Un canino de búsqueda y rescate perteneciente al contingente de asistencia humanitaria de la República Argentina desempeñó un papel fundamental en la localización y posterior extracción con vida de dos menores de edad que permanecían atrapados bajo las estructuras edilicias colapsadas a causa de los sismos registrados en el norte de Venezuela. El can, un ejemplar especializado denominado Bart, logró identificar rastros biológicos positivos tras ingresar de manera subsuperficial por las galerías inestables de un complejo habitacional destruido, delimitando de forma precisa el perímetro de confinamiento de los sobrevivientes.
La confirmación del hallazgo fue suministrada mediante un reporte institucional emitido por el Ministerio de Defensa de la Nación, organismo que coordina la movilización y el despliegue logístico de los efectivos de la Armada y el Ejército en el teatro de operaciones del Caribe. A partir del marcaje específico realizado por el binomio guía-perro, los especialistas en estructuras colapsadas (USAR) procedieron a rectificar el eje de las excavaciones mecánicas e hidráulicas, logrando estabilizar la zona de apuntalamiento y extraer a los menores en una ventana temporal crítica para su supervivencia.
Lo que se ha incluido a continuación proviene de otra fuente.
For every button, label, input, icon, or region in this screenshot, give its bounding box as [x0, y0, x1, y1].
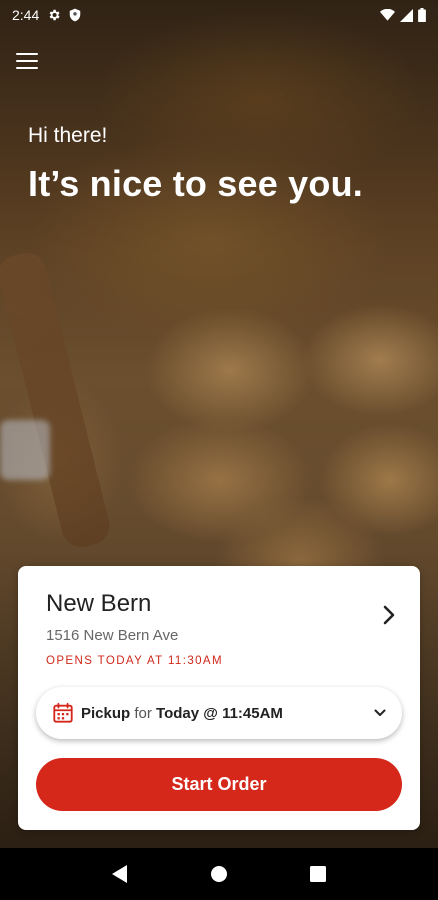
- location-address: 1516 New Bern Ave: [46, 627, 179, 644]
- calendar-icon: [53, 702, 73, 723]
- location-selector[interactable]: New Bern 1516 New Bern Ave OPENS TODAY A…: [18, 566, 420, 676]
- status-time: 2:44: [12, 7, 40, 23]
- menu-line: [16, 67, 38, 69]
- pickup-mode: Pickup: [81, 704, 131, 722]
- battery-icon: [418, 8, 426, 22]
- headline-text: It’s nice to see you.: [28, 163, 363, 204]
- android-navigation-bar: [0, 848, 438, 900]
- status-left: 2:44: [12, 7, 81, 23]
- signal-icon: [400, 8, 413, 22]
- pickup-summary: Pickup for Today @ 11:45AM: [81, 705, 374, 722]
- pickup-connector: for: [134, 704, 152, 722]
- status-right: [380, 8, 426, 22]
- location-hours: OPENS TODAY AT 11:30AM: [46, 655, 223, 667]
- recents-icon[interactable]: [306, 862, 330, 886]
- location-name: New Bern: [46, 590, 152, 617]
- home-icon[interactable]: [207, 862, 231, 886]
- shield-icon: [70, 8, 81, 22]
- menu-line: [16, 53, 38, 55]
- start-order-button[interactable]: Start Order: [36, 758, 402, 811]
- greeting-text: Hi there!: [28, 124, 108, 147]
- back-icon[interactable]: [108, 862, 132, 886]
- pickup-time: Today @ 11:45AM: [156, 704, 283, 722]
- chevron-down-icon: [374, 709, 386, 716]
- pickup-time-selector[interactable]: Pickup for Today @ 11:45AM: [36, 687, 402, 739]
- status-bar: 2:44: [0, 0, 438, 30]
- gear-icon: [49, 9, 60, 21]
- chevron-right-icon: [383, 605, 395, 625]
- hamburger-menu-icon[interactable]: [16, 50, 38, 72]
- location-card: New Bern 1516 New Bern Ave OPENS TODAY A…: [18, 566, 420, 830]
- menu-line: [16, 60, 38, 62]
- wifi-icon: [380, 9, 395, 21]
Los componentes operativos de la misión humanitaria internacional, las estadísticas consolidadas del desastre telúrico y las distinciones otorgadas al personal técnico argentino se detallan a continuación.
Despliegue de las brigadas de infantería de marina y capacidades técnicas de la fuerza
La comitiva civil y militar enviada por el Estado argentino se insertó en los protocolos de emergencia civil coordinados por las autoridades de Caracas, aportando recursos especializados para el tratamiento de catástrofes urbanas de gran escala. El dispositivo de asistencia de la delegación nacional se estructuró a partir de las siguientes capacidades operacionales:
- Cuerpos de infantes de marina y personal militar especializado en el soporte logístico avanzado, remoción de escombros de alta densidad y evaluación estructural de riesgos secundarios de derrumbe.
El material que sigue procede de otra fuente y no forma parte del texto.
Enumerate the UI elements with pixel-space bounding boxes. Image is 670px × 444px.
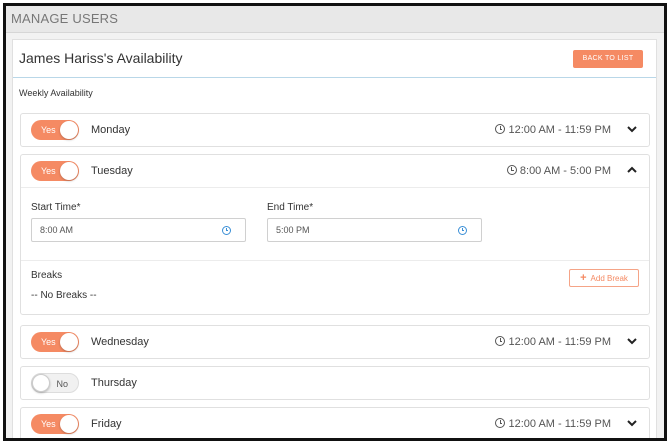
time-range-monday: 12:00 AM - 11:59 PM [495,124,611,136]
start-time-input[interactable]: 8:00 AM [31,218,246,242]
top-bar: MANAGE USERS [6,6,664,33]
availability-toggle-wednesday[interactable]: Yes [31,332,79,352]
end-time-label: End Time* [267,202,314,213]
day-name-thursday: Thursday [91,377,137,389]
day-card-wednesday: Yes Wednesday 12:00 AM - 11:59 PM [20,325,650,359]
time-range-wednesday: 12:00 AM - 11:59 PM [495,336,611,348]
time-range-text: 12:00 AM - 11:59 PM [508,336,611,348]
availability-toggle-tuesday[interactable]: Yes [31,161,79,181]
day-row-friday[interactable]: Yes Friday 12:00 AM - 11:59 PM [21,408,649,438]
clock-icon [495,336,506,346]
back-to-list-button[interactable]: BACK TO LIST [573,50,643,68]
add-break-button[interactable]: + Add Break [569,269,639,287]
day-name-monday: Monday [91,124,131,136]
app-frame: MANAGE USERS James Hariss's Availability… [3,3,667,441]
toggle-knob [60,162,78,180]
clock-icon [506,165,517,175]
end-time-value: 5:00 PM [276,225,310,235]
weekly-availability-label: Weekly Availability [19,88,93,98]
panel-header: James Hariss's Availability BACK TO LIST [13,40,656,78]
add-break-label: Add Break [590,274,628,283]
day-card-thursday: No Thursday [20,366,650,400]
clock-icon [495,418,506,428]
breaks-label: Breaks [31,270,63,281]
toggle-label: No [56,379,68,389]
chevron-down-icon[interactable] [625,122,639,136]
day-details-tuesday: Start Time* 8:00 AM End Time* 5:00 PM Br… [21,187,649,314]
time-range-text: 12:00 AM - 11:59 PM [508,124,611,136]
availability-toggle-thursday[interactable]: No [31,373,79,393]
toggle-knob [60,415,78,433]
start-time-value: 8:00 AM [40,225,74,235]
time-range-text: 12:00 AM - 11:59 PM [508,418,611,430]
toggle-label: Yes [41,166,56,176]
day-row-monday[interactable]: Yes Monday 12:00 AM - 11:59 PM [21,114,649,146]
availability-toggle-friday[interactable]: Yes [31,414,79,434]
day-name-wednesday: Wednesday [91,336,149,348]
day-card-friday: Yes Friday 12:00 AM - 11:59 PM [20,407,650,438]
day-name-tuesday: Tuesday [91,165,133,177]
plus-icon: + [580,272,587,284]
clock-icon[interactable] [458,226,467,235]
toggle-label: Yes [41,337,56,347]
toggle-label: Yes [41,125,56,135]
day-row-thursday[interactable]: No Thursday [21,367,649,399]
chevron-down-icon[interactable] [625,416,639,430]
divider [21,260,649,261]
availability-title: James Hariss's Availability [19,50,183,66]
toggle-knob [60,333,78,351]
time-range-friday: 12:00 AM - 11:59 PM [495,418,611,430]
toggle-label: Yes [41,419,56,429]
chevron-up-icon[interactable] [625,163,639,177]
day-row-tuesday[interactable]: Yes Tuesday 8:00 AM - 5:00 PM [21,155,649,187]
end-time-input[interactable]: 5:00 PM [267,218,482,242]
page-title: MANAGE USERS [11,11,119,26]
clock-icon [495,124,506,134]
availability-toggle-monday[interactable]: Yes [31,120,79,140]
availability-panel: James Hariss's Availability BACK TO LIST… [12,39,657,438]
no-breaks-text: -- No Breaks -- [31,290,97,301]
chevron-down-icon[interactable] [625,334,639,348]
toggle-knob [32,374,50,392]
day-row-wednesday[interactable]: Yes Wednesday 12:00 AM - 11:59 PM [21,326,649,358]
toggle-knob [60,121,78,139]
time-range-text: 8:00 AM - 5:00 PM [519,165,611,177]
day-name-friday: Friday [91,418,122,430]
start-time-label: Start Time* [31,202,81,213]
day-card-tuesday: Yes Tuesday 8:00 AM - 5:00 PM Start Time… [20,154,650,315]
day-card-monday: Yes Monday 12:00 AM - 11:59 PM [20,113,650,147]
clock-icon[interactable] [222,226,231,235]
time-range-tuesday: 8:00 AM - 5:00 PM [506,165,611,177]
- Brigadas de búsqueda y rescate urbano (USAR), complementadas con instrumental de escucha geofónica y equipos de prospección optoelectrónica para la detección de cavidades habitables bajo hormigón.
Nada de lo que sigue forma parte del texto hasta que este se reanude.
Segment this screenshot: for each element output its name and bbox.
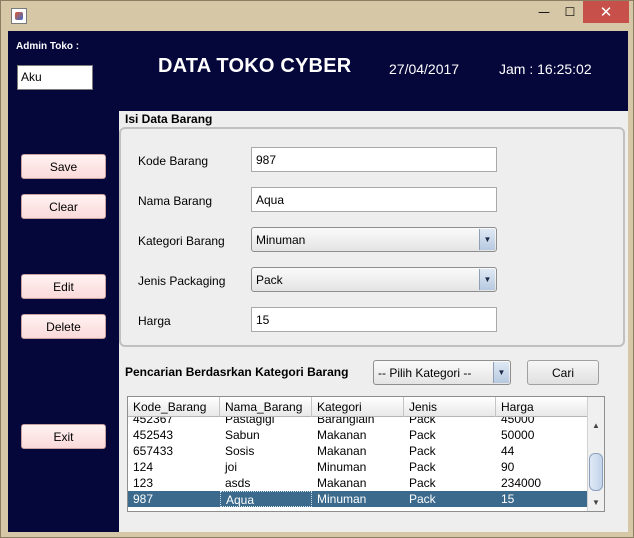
header-banner: Admin Toko : Aku DATA TOKO CYBER 27/04/2…	[8, 31, 628, 111]
delete-button[interactable]: Delete	[21, 314, 106, 339]
chevron-down-icon[interactable]: ▼	[493, 362, 509, 383]
table-cell: 45000	[501, 417, 535, 426]
title-bar: — ☐ ✕	[1, 1, 633, 30]
clear-button[interactable]: Clear	[21, 194, 106, 219]
table-cell: Minuman	[317, 492, 367, 506]
minimize-button[interactable]: —	[531, 1, 557, 23]
table-cell: Aqua	[220, 491, 312, 507]
table-cell: 90	[501, 460, 515, 474]
table-cell: 657433	[133, 444, 174, 458]
kode-barang-field[interactable]: 987	[251, 147, 497, 172]
table-row[interactable]: 452367 Pastagigi Baranglain Pack 45000	[128, 417, 588, 427]
table-cell: 452367	[133, 417, 174, 426]
chevron-down-icon[interactable]: ▼	[479, 269, 495, 290]
table-cell: Makanan	[317, 476, 367, 490]
table-cell: Sosis	[225, 444, 255, 458]
jenis-packaging-label: Jenis Packaging	[138, 274, 226, 288]
date-display: 27/04/2017	[389, 61, 460, 77]
table-cell: 234000	[501, 476, 542, 490]
table-cell: Sabun	[225, 428, 260, 442]
harga-label: Harga	[138, 314, 171, 328]
table-row[interactable]: 124 joi Minuman Pack 90	[128, 459, 588, 475]
table-cell: Baranglain	[317, 417, 375, 426]
table-row[interactable]: 657433 Sosis Makanan Pack 44	[128, 443, 588, 459]
kategori-barang-label: Kategori Barang	[138, 234, 225, 248]
close-button[interactable]: ✕	[583, 1, 629, 23]
sidebar: Save Clear Edit Delete Exit	[8, 111, 119, 532]
nama-barang-field[interactable]: Aqua	[251, 187, 497, 212]
cari-button[interactable]: Cari	[527, 360, 599, 385]
table-rows: 452367 Pastagigi Baranglain Pack 45000 4…	[128, 417, 588, 507]
clock-display: Jam : 16:25:02	[499, 61, 592, 77]
column-header[interactable]: Kategori	[312, 397, 404, 417]
table-row[interactable]: 452543 Sabun Makanan Pack 50000	[128, 427, 588, 443]
scroll-thumb[interactable]	[589, 453, 603, 491]
kode-barang-label: Kode Barang	[138, 154, 209, 168]
table-cell: Pack	[409, 417, 436, 426]
table-cell: Pastagigi	[225, 417, 275, 426]
search-label: Pencarian Berdasrkan Kategori Barang	[125, 365, 349, 379]
nama-barang-label: Nama Barang	[138, 194, 213, 208]
table-cell: 452543	[133, 428, 174, 442]
table-cell: Pack	[409, 444, 436, 458]
table-cell: Makanan	[317, 444, 367, 458]
column-header[interactable]: Kode_Barang	[128, 397, 220, 417]
java-app-icon	[11, 8, 27, 24]
table-cell: Pack	[409, 460, 436, 474]
kategori-filter-value: -- Pilih Kategori --	[378, 366, 472, 380]
jenis-packaging-value: Pack	[256, 273, 283, 287]
table-cell: joi	[225, 460, 238, 474]
table-header: Kode_Barang Nama_Barang Kategori Jenis H…	[128, 397, 588, 417]
table-cell: 44	[501, 444, 515, 458]
table-cell: asds	[225, 476, 251, 490]
exit-button[interactable]: Exit	[21, 424, 106, 449]
table-cell: 15	[501, 492, 515, 506]
admin-label: Admin Toko :	[16, 41, 80, 52]
kategori-barang-select[interactable]: Minuman ▼	[251, 227, 497, 252]
harga-field[interactable]: 15	[251, 307, 497, 332]
table-row-selected[interactable]: 987 Aqua Minuman Pack 15	[128, 491, 588, 507]
kategori-barang-value: Minuman	[256, 233, 306, 247]
table-cell: 124	[133, 460, 154, 474]
column-header[interactable]: Jenis	[404, 397, 496, 417]
app-window: — ☐ ✕ Admin Toko : Aku DATA TOKO CYBER 2…	[0, 0, 634, 538]
table-cell: 50000	[501, 428, 535, 442]
kategori-filter-select[interactable]: -- Pilih Kategori -- ▼	[373, 360, 511, 385]
maximize-button[interactable]: ☐	[557, 1, 583, 23]
table-cell: 123	[133, 476, 154, 490]
app-title: DATA TOKO CYBER	[158, 55, 352, 77]
table-cell: Pack	[409, 428, 436, 442]
data-table[interactable]: Kode_Barang Nama_Barang Kategori Jenis H…	[127, 396, 605, 512]
table-body: 452367 Pastagigi Baranglain Pack 45000 4…	[128, 417, 588, 511]
save-button[interactable]: Save	[21, 154, 106, 179]
scroll-down-icon[interactable]: ▼	[588, 494, 604, 511]
column-header[interactable]: Nama_Barang	[220, 397, 312, 417]
jenis-packaging-select[interactable]: Pack ▼	[251, 267, 497, 292]
table-cell: Minuman	[317, 460, 367, 474]
chevron-down-icon[interactable]: ▼	[479, 229, 495, 250]
table-cell: 987	[133, 492, 154, 506]
table-cell: Pack	[409, 476, 436, 490]
edit-button[interactable]: Edit	[21, 274, 106, 299]
admin-name-field[interactable]: Aku	[17, 65, 93, 90]
table-cell: Pack	[409, 492, 436, 506]
table-row[interactable]: 123 asds Makanan Pack 234000	[128, 475, 588, 491]
scroll-up-icon[interactable]: ▲	[588, 417, 604, 434]
table-cell: Makanan	[317, 428, 367, 442]
vertical-scrollbar[interactable]: ▲ ▼	[587, 397, 604, 511]
content-area: Admin Toko : Aku DATA TOKO CYBER 27/04/2…	[8, 31, 628, 532]
form-section-title: Isi Data Barang	[125, 112, 213, 126]
column-header[interactable]: Harga	[496, 397, 588, 417]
- Equipos sanitarios de emergencia militar, módulos veterinarios de campaña para el sostenimiento de los caninos y unidades de drones tácticos destinados al reconocimiento fotogramétrico aéreo de las zonas con pérdida total de conectividad vial.
El impacto de los movimientos telúricos y el reconocimiento oficial al binomio rescatista
Los últimos balances oficiales consolidados por los organismos de protección civil de la región del Caribe indican que la sucesión de eventos sísmicos iniciada el pasado 24 de junio provocó un saldo aproximado de 1.450 víctimas fatales, más de 3.150 ciudadanos heridos y un número indeterminado de personas desaparecidas bajo los perímetros urbanos confinados. La magnitud de la emergencia demandó la convergencia de agencias humanitarias de múltiples naciones, las cuales operan bajo un comando unificado para optimizar el rendimiento de las cuadrillas de remoción en las áreas de mayor afectación habitacional.
Tras la finalización exitosa de las maniobras de extracción de los menores, las autoridades gubernamentales locales y los coordinadores de los comités de emergencia internacionales rindieron un homenaje formal al canino Bart y a su instructor técnico. El animal recibió una distinción de honor al valor civil por su desempeño en el terreno, destacándose que el uso eficiente de las capacidades bio-olfativas del contingente argentino permitió reducir significativamente los tiempos de prospección sobre estructuras inestables, posibilitando que los equipos médicos estabilizaran a los infantes de forma previa al inicio del desescombro mayor.